While the conventional teacher directs herself to the memory power of the intelligence via books, blackboard and lectures, the Pagsasarili teacher is trained to condition students to work with self-educating apparata per subject — gradated in difficulty. The Pagsasarili child follows a cycle of work, respecting the materials and habitually puts them away in their individual containers. Each wait for his/her turn. There are sufficient materials and a series of exercises for each with a "control of error" enabling the child to correct himself, lessening conflicts with the teacher.

Finally, the Pagsasarili child has such energy and love for work. The "secret teacher" within him is truly busy during the whole 18 years of childhood.
A promising solution to the dilemma of accessibility and quality of education
During the inauguration of the public school pilot last March 2004, then Education Secretary Dr. Edilberto de Jesus spoke before Regional Director Dinah Mindo and her superintendents, supervisors, principals and teachers, my UNESCO commissioners, Janet Lazatin (daughter of Angeles Mayor Carmelo Lazatin), representatives of donors Aboitiz and Lhuillier companies. Secretary de Jesus reiterated the Philippines’ problem of accessing 100 percent education to Grade 1, which usually results in only 30 percent completing Grade VI. UNDP statistics show that 11 million Filipinos, ten years old and above are functionally illiterate and therefore can barely be employed. De Jesus noted, in his 18 months work as secretary of Education heading the programs of Basic Education and Non-Formal Education, that the "universal access to education" is competing with the attempt to provide quality education. Although, more children in the Philippines are enrolled today, parents often wonder — "Is learning taking place?"

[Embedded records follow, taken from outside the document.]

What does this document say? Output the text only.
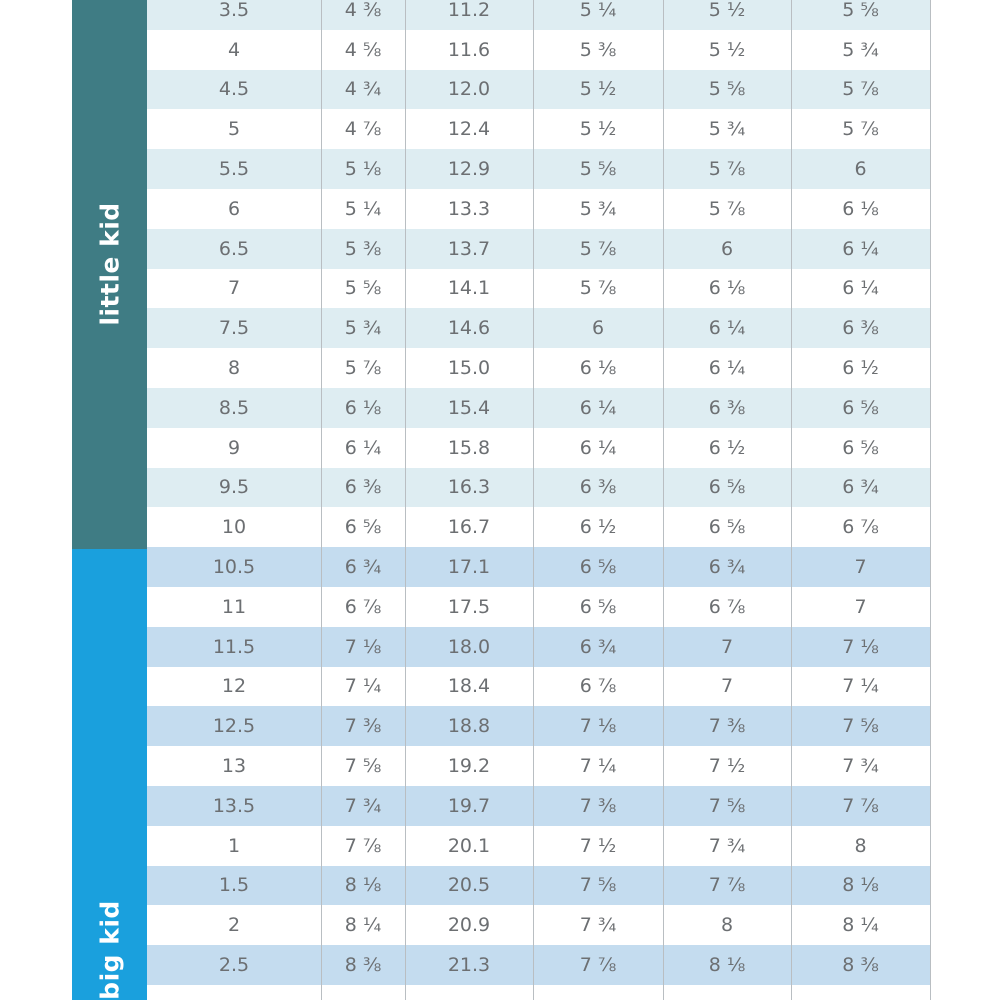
little kid
big kid
3.5	4 ⅜	11.2	5 ¼	5 ½	5 ⅝
4	4 ⅝	11.6	5 ⅜	5 ½	5 ¾
4.5	4 ¾	12.0	5 ½	5 ⅝	5 ⅞
5	4 ⅞	12.4	5 ½	5 ¾	5 ⅞
5.5	5 ⅛	12.9	5 ⅝	5 ⅞	6
6	5 ¼	13.3	5 ¾	5 ⅞	6 ⅛
6.5	5 ⅜	13.7	5 ⅞	6	6 ¼
7	5 ⅝	14.1	5 ⅞	6 ⅛	6 ¼
7.5	5 ¾	14.6	6	6 ¼	6 ⅜
8	5 ⅞	15.0	6 ⅛	6 ¼	6 ½
8.5	6 ⅛	15.4	6 ¼	6 ⅜	6 ⅝
9	6 ¼	15.8	6 ¼	6 ½	6 ⅝
9.5	6 ⅜	16.3	6 ⅜	6 ⅝	6 ¾
10	6 ⅝	16.7	6 ½	6 ⅝	6 ⅞
10.5	6 ¾	17.1	6 ⅝	6 ¾	7
11	6 ⅞	17.5	6 ⅝	6 ⅞	7
11.5	7 ⅛	18.0	6 ¾	7	7 ⅛
12	7 ¼	18.4	6 ⅞	7	7 ¼
12.5	7 ⅜	18.8	7 ⅛	7 ⅜	7 ⅝
13	7 ⅝	19.2	7 ¼	7 ½	7 ¾
13.5	7 ¾	19.7	7 ⅜	7 ⅝	7 ⅞
1	7 ⅞	20.1	7 ½	7 ¾	8
1.5	8 ⅛	20.5	7 ⅝	7 ⅞	8 ⅛
2	8 ¼	20.9	7 ¾	8	8 ¼
2.5	8 ⅜	21.3	7 ⅞	8 ⅛	8 ⅜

Describing his impression of the Montessori Pagsasarili Grade 1 to Grade 5 students demonstrating Math, Geometry, History, Botany, and Zoology materials with such enthusiasm and focus, specially articulated in clear English, Sec. De Jesus remarked extemporaneously with a smile, a rare expression in his usual serious and contemplative face — "I see in this small pilot something promising. Perhaps, this will solve our dilemma of accessing quality education to public school children!" (This is a major concern of the Department of Education.)
Testing the pilot
Secretary de Jesus wanted to test if the program was indeed working so he tasked his head of research Nelia Benito to make a study of the project. However, her study was erroneously made. The diagnostic test used was intended for public school children under the traditional Makabayan curriculum. They did not consider that the primary purpose of the EFA Dakar pilot public school project was to use an alternative system of Montessori teaching. Thus, the test used was not a good measuring tool since it was not accurate. This should be a point of awareness — when exams are made they should use the international standards of testing.

Another point observed — the "control group" was reviewed by their teachers on the Makabayan curriculum prior to the tests being given. Therefore, the result was clearly biased favoring the "control group".

If we want to help one another and improve, we must do things professionally. We must engage in a sincere partnership. Then, progress will result. Our society will see the "glimmer of light" — HOPE!